I see a lot of my Dad in my son.  They have many things in common and share a lot of the same tastes and mannerisms, so it is a blessing that I get to see glimpses of my Dad in my boy.  They had a very close relationship when my son was young and it hurts that my Dad was taken away so quickly.

I have many memories of my Dad with my son and I cherish them, as does my baby.  I have pictures of my Dad throughout my house and on rare occasions when I am feeling strong, I watch old home movies and listen to his voice. I close my eyes and get wrapped up in his laugh.  He was wonderful.
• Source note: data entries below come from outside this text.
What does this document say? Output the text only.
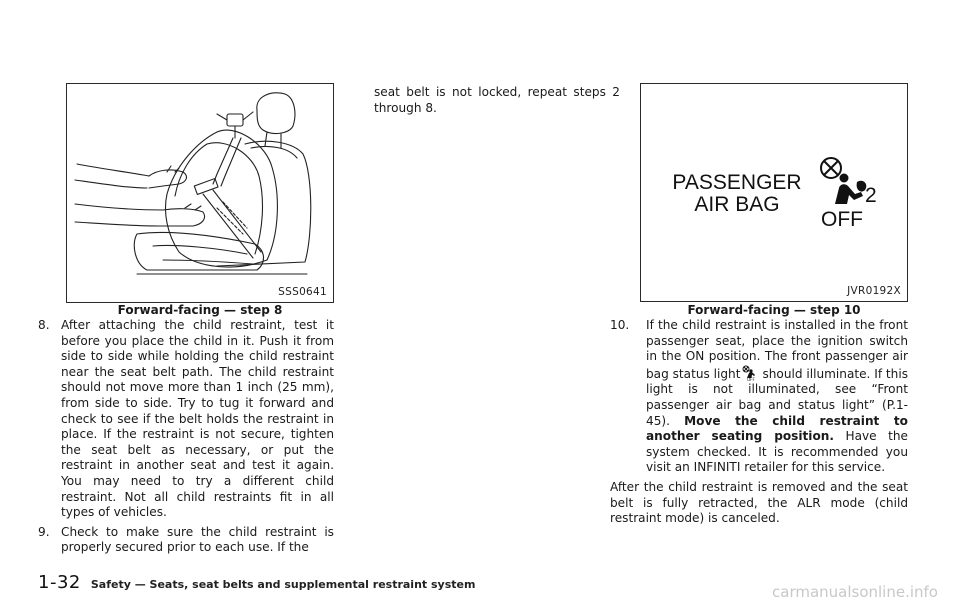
SSS0641
Forward-facing — step 8
PASSENGER
AIR BAG	2
OFF
JVR0192X
Forward-facing — step 10
8. After attaching the child restraint, test it before you place the child in it. Push it from side to side while holding the child restraint near the seat belt path. The child restraint should not move more than 1 inch (25 mm), from side to side. Try to tug it forward and check to see if the belt holds the restraint in place. If the restraint is not secure, tighten the seat belt as necessary, or put the restraint in another seat and test it again. You may need to try a different child restraint. Not all child restraints fit in all types of vehicles.

9. Check to make sure the child restraint is properly secured prior to each use. If the

seat belt is not locked, repeat steps 2 through 8.

10. If the child restraint is installed in the front passenger seat, place the ignition switch in the ON position. The front passenger air bag status light OFF should illuminate. If this light is not illuminated, see “Front passenger air bag and status light” (P.1-45). Move the child restraint to another seating position. Have the system checked. It is recommended you visit an INFINITI retailer for this service.

After the child restraint is removed and the seat belt is fully retracted, the ALR mode (child restraint mode) is canceled.

1-32 Safety — Seats, seat belts and supplemental restraint system	carmanualsonline.info
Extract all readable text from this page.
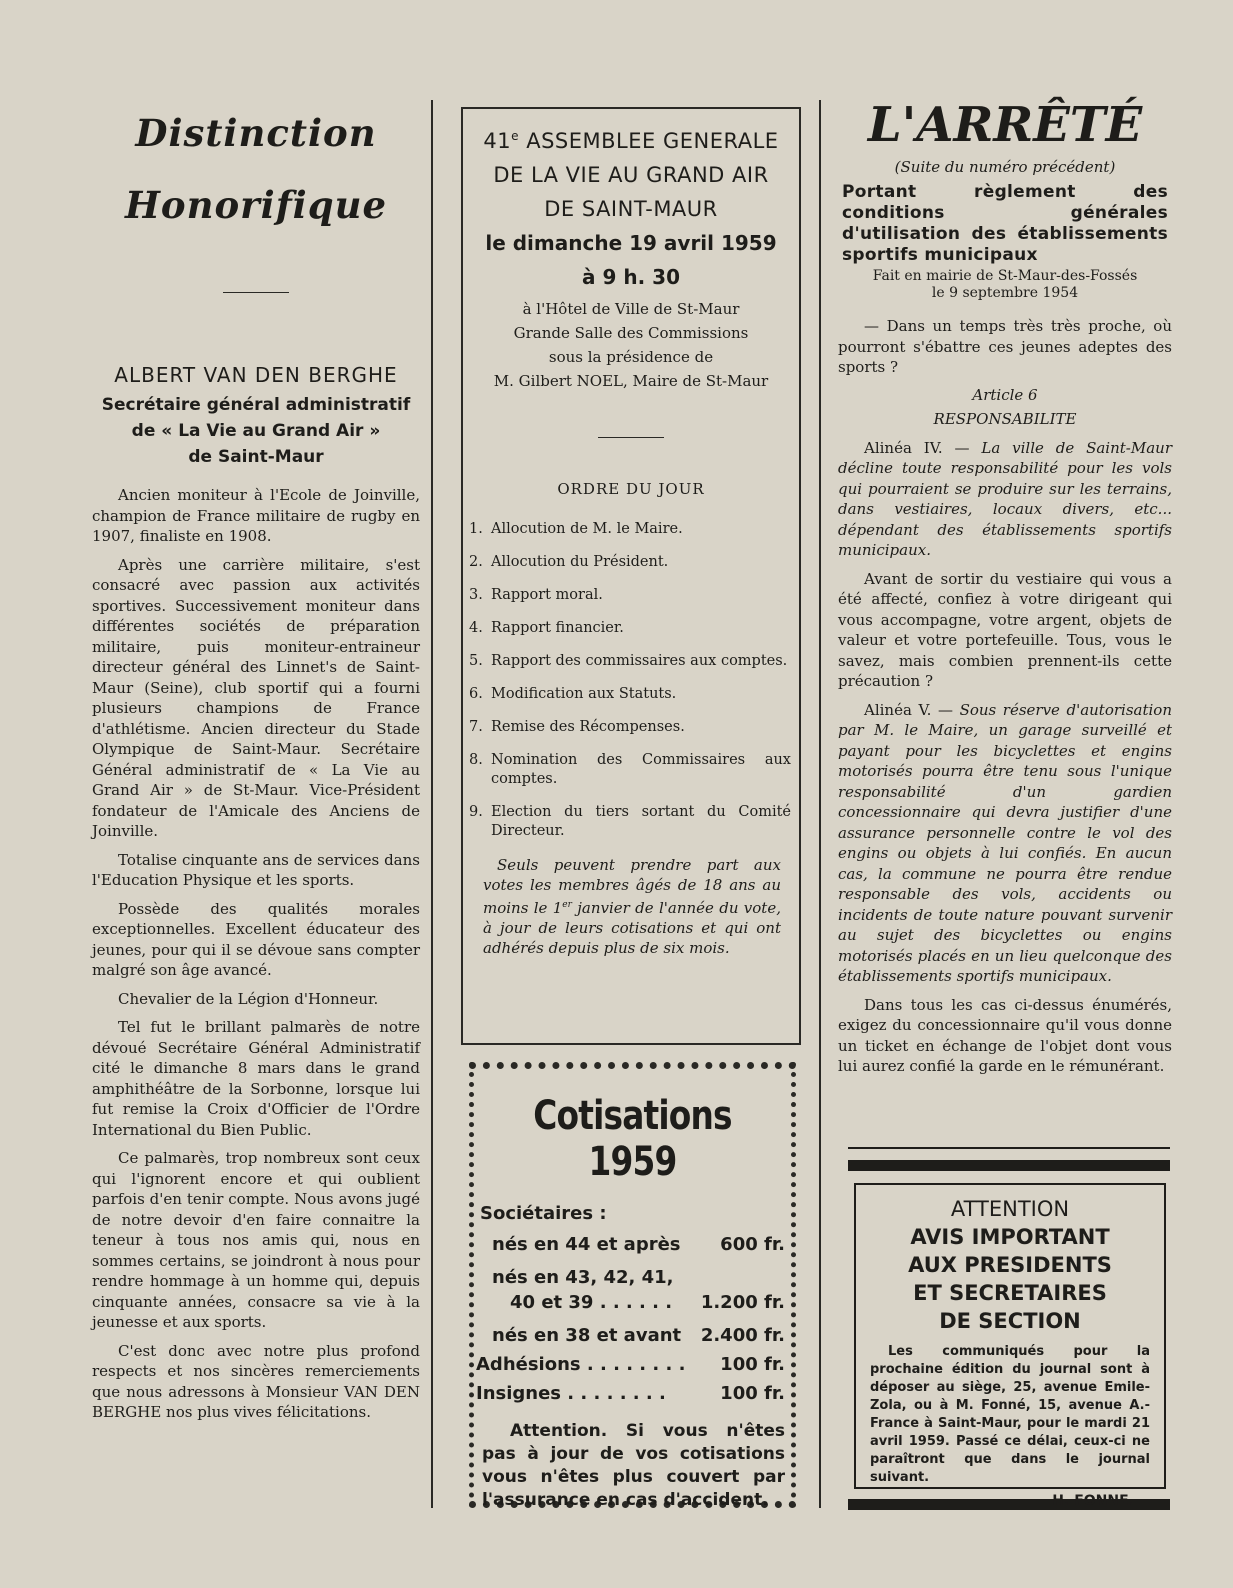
Distinction
Honorifique
ALBERT VAN DEN BERGHE
Secrétaire général administratif
de « La Vie au Grand Air »
de Saint-Maur

Ancien moniteur à l'Ecole de Joinville, champion de France militaire de rugby en 1907, finaliste en 1908.

Après une carrière militaire, s'est consacré avec passion aux activités sportives. Successivement moniteur dans différentes sociétés de préparation militaire, puis moniteur-entraineur directeur général des Linnet's de Saint-Maur (Seine), club sportif qui a fourni plusieurs champions de France d'athlétisme. Ancien directeur du Stade Olympique de Saint-Maur. Secrétaire Général administratif de « La Vie au Grand Air » de St-Maur. Vice-Président fondateur de l'Amicale des Anciens de Joinville.

Totalise cinquante ans de services dans l'Education Physique et les sports.

Possède des qualités morales exceptionnelles. Excellent éducateur des jeunes, pour qui il se dévoue sans compter malgré son âge avancé.

Chevalier de la Légion d'Honneur.

Tel fut le brillant palmarès de notre dévoué Secrétaire Général Administratif cité le dimanche 8 mars dans le grand amphithéâtre de la Sorbonne, lorsque lui fut remise la Croix d'Officier de l'Ordre International du Bien Public.

Ce palmarès, trop nombreux sont ceux qui l'ignorent encore et qui oublient parfois d'en tenir compte. Nous avons jugé de notre devoir d'en faire connaitre la teneur à tous nos amis qui, nous en sommes certains, se joindront à nous pour rendre hommage à un homme qui, depuis cinquante années, consacre sa vie à la jeunesse et aux sports.

C'est donc avec notre plus profond respects et nos sincères remerciements que nous adressons à Monsieur VAN DEN BERGHE nos plus vives félicitations.

41e ASSEMBLEE GENERALE
DE LA VIE AU GRAND AIR
DE SAINT-MAUR
le dimanche 19 avril 1959
à 9 h. 30
à l'Hôtel de Ville de St-Maur
Grande Salle des Commissions
sous la présidence de
M. Gilbert NOEL, Maire de St-Maur
ORDRE DU JOUR
1. Allocution de M. le Maire.
2. Allocution du Président.
3. Rapport moral.
4. Rapport financier.
5. Rapport des commissaires aux comptes.
6. Modification aux Statuts.
7. Remise des Récompenses.
8. Nomination des Commissaires aux comptes.
9. Election du tiers sortant du Comité Directeur.

Seuls peuvent prendre part aux votes les membres âgés de 18 ans au moins le 1er janvier de l'année du vote, à jour de leurs cotisations et qui ont adhérés depuis plus de six mois.

Cotisations 1959
Sociétaires :
nés en 44 et après 600 fr.
nés en 43, 42, 41,
40 et 39 . . . . . . 1.200 fr.
nés en 38 et avant 2.400 fr.
Adhésions . . . . . . . . 100 fr.
Insignes . . . . . . . .	100 fr.

Attention. Si vous n'êtes pas à jour de vos cotisations vous n'êtes plus couvert par l'assurance en cas d'accident.

L'ARRÊTÉ
(Suite du numéro précédent)

Portant règlement des conditions générales d'utilisation des établissements sportifs municipaux

Fait en mairie de St-Maur-des-Fossés
le 9 septembre 1954

— Dans un temps très très proche, où pourront s'ébattre ces jeunes adeptes des sports ?

Article 6
RESPONSABILITE

Alinéa IV. — La ville de Saint-Maur décline toute responsabilité pour les vols qui pourraient se produire sur les terrains, dans vestiaires, locaux divers, etc... dépendant des établissements sportifs municipaux.

Avant de sortir du vestiaire qui vous a été affecté, confiez à votre dirigeant qui vous accompagne, votre argent, objets de valeur et votre portefeuille. Tous, vous le savez, mais combien prennent-ils cette précaution ?

Alinéa V. — Sous réserve d'autorisation par M. le Maire, un garage surveillé et payant pour les bicyclettes et engins motorisés pourra être tenu sous l'unique responsabilité d'un gardien concessionnaire qui devra justifier d'une assurance personnelle contre le vol des engins ou objets à lui confiés. En aucun cas, la commune ne pourra être rendue responsable des vols, accidents ou incidents de toute nature pouvant survenir au sujet des bicyclettes ou engins motorisés placés en un lieu quelconque des établissements sportifs municipaux.

Dans tous les cas ci-dessus énumérés, exigez du concessionnaire qu'il vous donne un ticket en échange de l'objet dont vous lui aurez confié la garde en le rémunérant.

ATTENTION
AVIS IMPORTANT
AUX PRESIDENTS
ET SECRETAIRES
DE SECTION

Les communiqués pour la prochaine édition du journal sont à déposer au siège, 25, avenue Emile-Zola, ou à M. Fonné, 15, avenue A.-France à Saint-Maur, pour le mardi 21 avril 1959. Passé ce délai, ceux-ci ne paraîtront que dans le journal suivant.

H. FONNE.
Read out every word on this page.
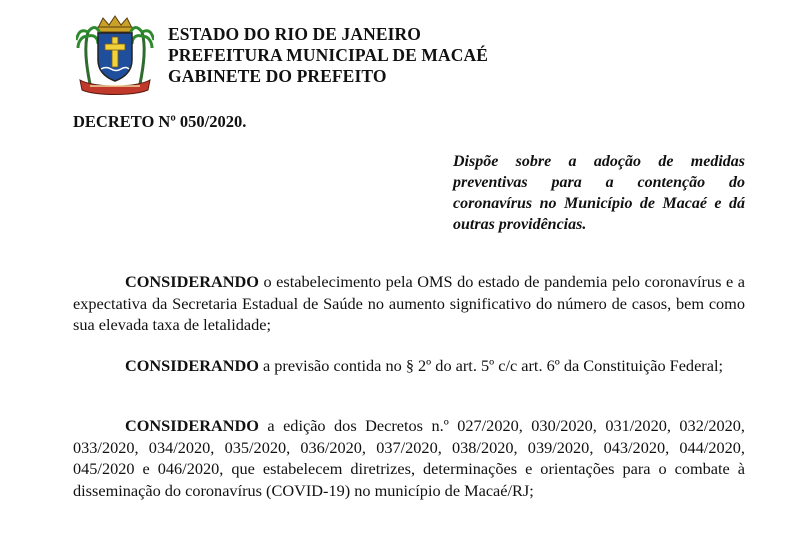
ESTADO DO RIO DE JANEIRO
PREFEITURA MUNICIPAL DE MACAÉ
GABINETE DO PREFEITO
DECRETO Nº 050/2020.
Dispõe sobre a adoção de medidas preventivas para a contenção do coronavírus no Município de Macaé e dá outras providências.
CONSIDERANDO o estabelecimento pela OMS do estado de pandemia pelo coronavírus e a expectativa da Secretaria Estadual de Saúde no aumento significativo do número de casos, bem como sua elevada taxa de letalidade;
CONSIDERANDO a previsão contida no § 2º do art. 5º c/c art. 6º da Constituição Federal;
CONSIDERANDO a edição dos Decretos n.º 027/2020, 030/2020, 031/2020, 032/2020, 033/2020, 034/2020, 035/2020, 036/2020, 037/2020, 038/2020, 039/2020, 043/2020, 044/2020, 045/2020 e 046/2020, que estabelecem diretrizes, determinações e orientações para o combate à disseminação do coronavírus (COVID-19) no município de Macaé/RJ;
I am going to go to Temple this morning and say a prayer for my Dad, light a candle in his memory, and take my son out for dinner so we can talk about Grandpa Bob and keep his memory alive.  I want my son to know all about his Grandpa and tonight will be a lovely moment for us to share. They say time heals all wounds, but I don't think that is true.  I miss my Dad more now than ever before.  I want him to see my son become a man.  I want him to see me in love with a wonderful Englishman.  I want him to share in my successes.  I want him back.  I want my Father here with us.

Rest in Peace Robert Angel.  You are loved and missed.  Thank you for watching over me and guiding me in the right direction. I think of you daily, speak of you constantly, and see all the very best parts of you in your Grandson.  You are my guardian angel and I am keeping the faith.